Als deze ondernemingsrisico’s zich materialiseren kan de waarde van het geïnvesteerd vermogen in de staatsdeelnemingen afnemen. Voor de rijksbegroting kunnen de dividenden in een begrotingsjaar daardoor tegenvallen, en als dividendtegenvallers zich voordoen, worden deze in principe via het generale beeld verwerkt. Als de financieringscapaciteit van de staatsdeelneming niet toereikend is om het publiek belang te borgen dan kan de vraag aan de orde komen of er een kapitaalinjectie moet plaatsvinden. De omvang van de risico’s kan lastig vooraf worden bepaald omdat macro-economische omstandigheden en marktomstandigheden vaak leidend zijn. In het algemeen zijn staatsdeelnemingen ondernemingen met een relatief beperkt risicoprofiel. Bijvoorbeeld omdat de winst gereguleerd is of omdat de vraag naar de producten/diensten van de staatsdeelneming doorgaans stabiel is.
De overheid ziet het als zijn taak om als aandeelhouder toe te zien op de risicobeheersing van haar deelnemingen. Staatsdeelnemingen hebben een maatschappelijke functie en tegelijkertijd hebben zij een ondernemende bedrijfsvoering. Daardoor worden staatsdeelnemingen (net als private ondernemingen) blootgesteld aan ondernemingsrisico’s. Staatsdeelnemingen rapporteren net als andere ondernemingen over deze risico’s en risicobeheersing in hun jaarverslag. Deelnemingen worden gestimuleerd om in (externe) verslaggeving transparant te rapporteren over de belangrijkste risico’s. Dat betekent dat de deelneming de belangrijkste risico’s voor zover mogelijk kwantificeert en de getroffen beheersmaatregelen toelicht.

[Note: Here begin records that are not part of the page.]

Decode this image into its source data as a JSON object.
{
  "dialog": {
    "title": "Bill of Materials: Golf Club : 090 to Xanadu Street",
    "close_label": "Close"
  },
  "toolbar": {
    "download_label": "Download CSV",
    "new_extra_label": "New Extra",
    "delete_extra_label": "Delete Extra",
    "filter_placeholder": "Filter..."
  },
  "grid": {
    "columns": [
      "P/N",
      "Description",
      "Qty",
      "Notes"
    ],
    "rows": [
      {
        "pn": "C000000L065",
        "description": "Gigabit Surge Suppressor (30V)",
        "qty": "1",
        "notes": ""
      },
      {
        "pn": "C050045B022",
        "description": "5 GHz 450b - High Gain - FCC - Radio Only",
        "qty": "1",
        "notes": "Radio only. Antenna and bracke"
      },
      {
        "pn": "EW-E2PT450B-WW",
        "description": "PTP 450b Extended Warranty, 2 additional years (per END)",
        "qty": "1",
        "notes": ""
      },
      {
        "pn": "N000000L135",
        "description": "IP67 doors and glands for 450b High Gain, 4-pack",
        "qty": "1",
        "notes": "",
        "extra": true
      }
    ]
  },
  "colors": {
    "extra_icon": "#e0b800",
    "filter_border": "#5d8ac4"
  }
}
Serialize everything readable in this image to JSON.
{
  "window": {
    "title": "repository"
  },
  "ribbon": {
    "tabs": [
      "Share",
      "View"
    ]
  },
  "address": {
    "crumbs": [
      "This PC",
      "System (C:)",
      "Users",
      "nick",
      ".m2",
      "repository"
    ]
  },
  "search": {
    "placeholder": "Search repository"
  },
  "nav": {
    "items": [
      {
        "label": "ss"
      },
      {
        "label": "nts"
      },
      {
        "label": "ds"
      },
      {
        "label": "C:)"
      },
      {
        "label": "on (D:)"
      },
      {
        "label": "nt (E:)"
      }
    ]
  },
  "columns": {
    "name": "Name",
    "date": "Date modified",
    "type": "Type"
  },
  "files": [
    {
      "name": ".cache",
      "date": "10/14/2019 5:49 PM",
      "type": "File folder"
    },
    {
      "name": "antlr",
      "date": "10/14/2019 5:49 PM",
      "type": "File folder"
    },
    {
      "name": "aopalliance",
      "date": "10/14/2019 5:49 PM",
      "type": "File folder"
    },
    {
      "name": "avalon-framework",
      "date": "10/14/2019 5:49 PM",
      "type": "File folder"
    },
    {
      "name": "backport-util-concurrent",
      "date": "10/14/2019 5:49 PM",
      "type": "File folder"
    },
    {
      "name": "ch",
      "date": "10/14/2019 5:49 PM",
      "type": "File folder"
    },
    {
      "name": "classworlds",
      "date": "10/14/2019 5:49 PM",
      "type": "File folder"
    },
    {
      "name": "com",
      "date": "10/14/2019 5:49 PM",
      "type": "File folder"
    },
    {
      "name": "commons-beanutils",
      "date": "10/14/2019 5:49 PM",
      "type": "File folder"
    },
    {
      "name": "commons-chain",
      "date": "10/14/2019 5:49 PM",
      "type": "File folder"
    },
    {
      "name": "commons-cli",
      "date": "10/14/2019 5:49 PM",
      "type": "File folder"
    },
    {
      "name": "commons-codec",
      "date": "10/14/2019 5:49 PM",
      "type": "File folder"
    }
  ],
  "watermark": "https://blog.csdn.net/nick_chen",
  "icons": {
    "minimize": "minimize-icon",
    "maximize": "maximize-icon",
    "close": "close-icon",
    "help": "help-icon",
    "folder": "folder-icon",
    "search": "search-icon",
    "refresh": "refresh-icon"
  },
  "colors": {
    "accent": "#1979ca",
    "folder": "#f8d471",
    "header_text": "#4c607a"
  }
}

Risicobeheersing is ingebed in de toezichtstructuur van de betreffende deelneming. De keuze van de overheid om publiek belang via een vennootschap te borgen betekent dat de overheid de raad van bestuur en de raad van commissarissen het mandaat geeft om het dagelijks bestuur van de onderneming te voeren. De verantwoordelijkheid om actief risico’s te beheersen ligt daarmee primair bij de de bestuurders en commissarissen. De overheid als aandeelhouder toetst de governance van de raad van bestuur en de raad van commissarissen over risicobeheersing, door het te agenderen tijdens formele en informele contactmomenten met de deelneming.